Viewing User Markers

The RGP file captured for a frame of the above application contains many user markers. The user markers can be seen in the “Event timing” and “Pipeline state” views when you choose the “Group by User Marker” option as shown below.

_images/RGP_UserMarkers_1.png

“Draw Particles” User marker with the draw calls enclosed in the User Marker

User markers can also be seen in the wavefront occupancy view when you color by User Events. Coloring by user events is also possible in the event timing view. As seen below, the draw calls enclosed by the User marker change color to purple. The events not enclosed by User Markers are shown in gray. The coloration is only affected by the Push/PopMarker combination; the SetMarker has no effect on the user event color since these markers simply mark a particular moment in time.

The full user even hierarchy is also visible on the third line of the side pane when clicking on individual events. If the event does not contain a user event hierarchy, nothing will be shown.

_images/RGP_UserMarkers_2.png

Events enclosed by user markers are colored in the wavefront occupancy view. They are also visible in the side panel.

RenderDoc & Radeon GPU Profiler interop BETA

Prior to version 1.2, users were expected to generate profiles by pairing Radeon Developer Panel with their native application. This new feature empowers RenderDoc to also generate profiles, plus allowing users to correlate between events across both tools. This feature is only supported for DirectX12 and Vulkan.

Intended usage

We encourage users to use both Radeon Developer Panel and RenderDoc to obtain profiling data. The former will produce the best data for performance analysis, and the latter can be used to pinpoint which elements of a frame consume the most GPU time. Consider this interop feature as a supplement instead of a replacement for profile generation.

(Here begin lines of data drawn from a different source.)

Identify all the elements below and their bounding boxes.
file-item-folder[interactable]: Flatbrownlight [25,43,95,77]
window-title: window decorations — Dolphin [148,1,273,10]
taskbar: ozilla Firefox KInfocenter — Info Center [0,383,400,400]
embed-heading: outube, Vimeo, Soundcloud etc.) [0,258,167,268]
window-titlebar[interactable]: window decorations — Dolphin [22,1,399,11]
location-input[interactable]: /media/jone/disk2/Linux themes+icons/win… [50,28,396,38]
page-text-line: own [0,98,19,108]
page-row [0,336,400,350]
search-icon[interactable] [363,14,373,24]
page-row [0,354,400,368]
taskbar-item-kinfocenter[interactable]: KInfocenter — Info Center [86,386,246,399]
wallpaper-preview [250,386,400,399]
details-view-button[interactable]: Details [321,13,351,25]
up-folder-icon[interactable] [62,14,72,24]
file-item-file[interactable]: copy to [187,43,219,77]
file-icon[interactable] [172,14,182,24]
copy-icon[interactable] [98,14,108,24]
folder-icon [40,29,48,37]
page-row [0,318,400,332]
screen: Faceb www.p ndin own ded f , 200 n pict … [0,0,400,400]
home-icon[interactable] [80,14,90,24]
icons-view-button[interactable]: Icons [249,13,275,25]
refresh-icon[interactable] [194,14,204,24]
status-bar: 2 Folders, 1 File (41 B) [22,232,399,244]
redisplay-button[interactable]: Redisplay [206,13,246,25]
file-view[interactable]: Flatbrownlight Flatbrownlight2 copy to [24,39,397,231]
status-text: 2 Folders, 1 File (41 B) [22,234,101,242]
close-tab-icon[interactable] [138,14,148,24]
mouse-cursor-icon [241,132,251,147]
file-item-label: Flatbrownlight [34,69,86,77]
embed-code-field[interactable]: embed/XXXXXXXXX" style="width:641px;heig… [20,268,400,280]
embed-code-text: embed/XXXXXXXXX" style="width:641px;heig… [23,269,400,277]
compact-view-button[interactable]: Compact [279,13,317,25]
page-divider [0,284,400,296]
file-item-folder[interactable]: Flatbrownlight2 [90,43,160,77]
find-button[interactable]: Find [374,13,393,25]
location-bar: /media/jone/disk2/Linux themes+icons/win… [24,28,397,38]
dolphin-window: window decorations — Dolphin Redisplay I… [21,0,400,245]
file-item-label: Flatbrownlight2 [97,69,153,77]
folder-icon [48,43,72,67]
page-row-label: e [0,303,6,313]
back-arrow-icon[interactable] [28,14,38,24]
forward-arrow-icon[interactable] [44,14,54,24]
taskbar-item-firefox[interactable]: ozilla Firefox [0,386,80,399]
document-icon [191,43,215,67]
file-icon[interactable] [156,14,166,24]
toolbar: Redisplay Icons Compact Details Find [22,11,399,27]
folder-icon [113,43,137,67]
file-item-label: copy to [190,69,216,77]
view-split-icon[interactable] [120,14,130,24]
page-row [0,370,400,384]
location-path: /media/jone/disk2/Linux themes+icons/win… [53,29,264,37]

Obtaining a profile from RenderDoc

First, load RenderDoc and obtain a trace as usual. Next, create a new profile for that trace as shown below:

_images/RGP_RDC_Interop_1.png

This will kick off the profiling process, which will embed a new profile into the RenderDoc trace file. If this is the first time doing this, RenderDoc will bring up a prompt to allow specification of a path to Radeon GPU Profiler. Once profiling is complete, RenderDoc will launch Radeon GPU Profiler and the new profile will be ready for analysis.

NOTE: Be sure to close RGP if RenderDoc is restarted. Otherwise, the restarted RenderDoc instance will be unable to open a connection to the AMD-Developer-Service API and will not be able to generate RGP Profiles.

Also, when running on Linux, if RenderDoc does not shutdown cleanly, it may be necessary to wait a few minutes for the AMD-Developer-Service API connection to close before restarting RenderDoc.

These are known issues that will be resolved in a future release.

The following command can be executed from a terminal window to determine if the AMD-Developer-Service named pipe is still opened:

netstat -p | grep “AMD”

Known limitations

  • Users may correlate GPU work (draws/dispatches) across both tools. Note that this excludes entry points such as copies, barriers, clears, and indirect draw/dispatch.
  • Since the RenderDoc replayer serializes entry points, generated profiles could appear CPU bound. This can be seen as gaps in the wavefront occupancy view, which may not be present when obtaining the profile using Radeon Developer Panel.
  • Creating consecutive RGP profiles from the same RenderDoc instance sometimes fails. This occurs if users obtain multiple RenderDoc captures of the same application prior to triggering a second profile. To work around this, start a fresh instance of RenderDoc with the desired trace to profile.
  • In some cases profiles originating from RenderDoc contain no GPU events. To work around this, repeat the profiling process again via “Tools –> Create new RGP Profile”
  • The System Activity view for a RenderDoc profile will likely mismatch that of a native profile. This is due to different command buffer submission patterns between the replayer and native application.
  • Vulkan-specific: During image creation, RenderDoc sometimes forces additional usage/flags that may have not been present as per the native application. This effectively disables hardware tiling optimizations which are by default enabled during native app runtime.
  • Vulkan-specific: The RenderDoc replayer does not support playback of compute work on the async compute queue. This means that the profile will show all compute work running on the graphics queue.
  • Vulkan-specific: In some cases native profiles will contain color/depth clears which may not be present in the RenderDoc profile.
  • DX12-specific: The RenderDoc replayer will sometimes inject CopyBufferRegion calls as part of an optimization to Map/Unmap. These will be visible as tall spikes of compute work in the wavefront occupancy view.
  • If an RGP profile opened by RenderDoc is left running and RenderDoc is restarted, the InterOp connection between the two can’t be re-established. In this case, the “Create new RGP Profile” menu option will remain disabled after opening a new RenderDoc trace. This is due to a named pipe left open. To resolve the issue, close RGP then restart RenderDoc. For Linux only, a similar situation can occur if the RenderDoc process does not shutdown cleanly. If this occurs, it may be necessary to wait a few minutes for the connection to be removed before restarting RenderDoc.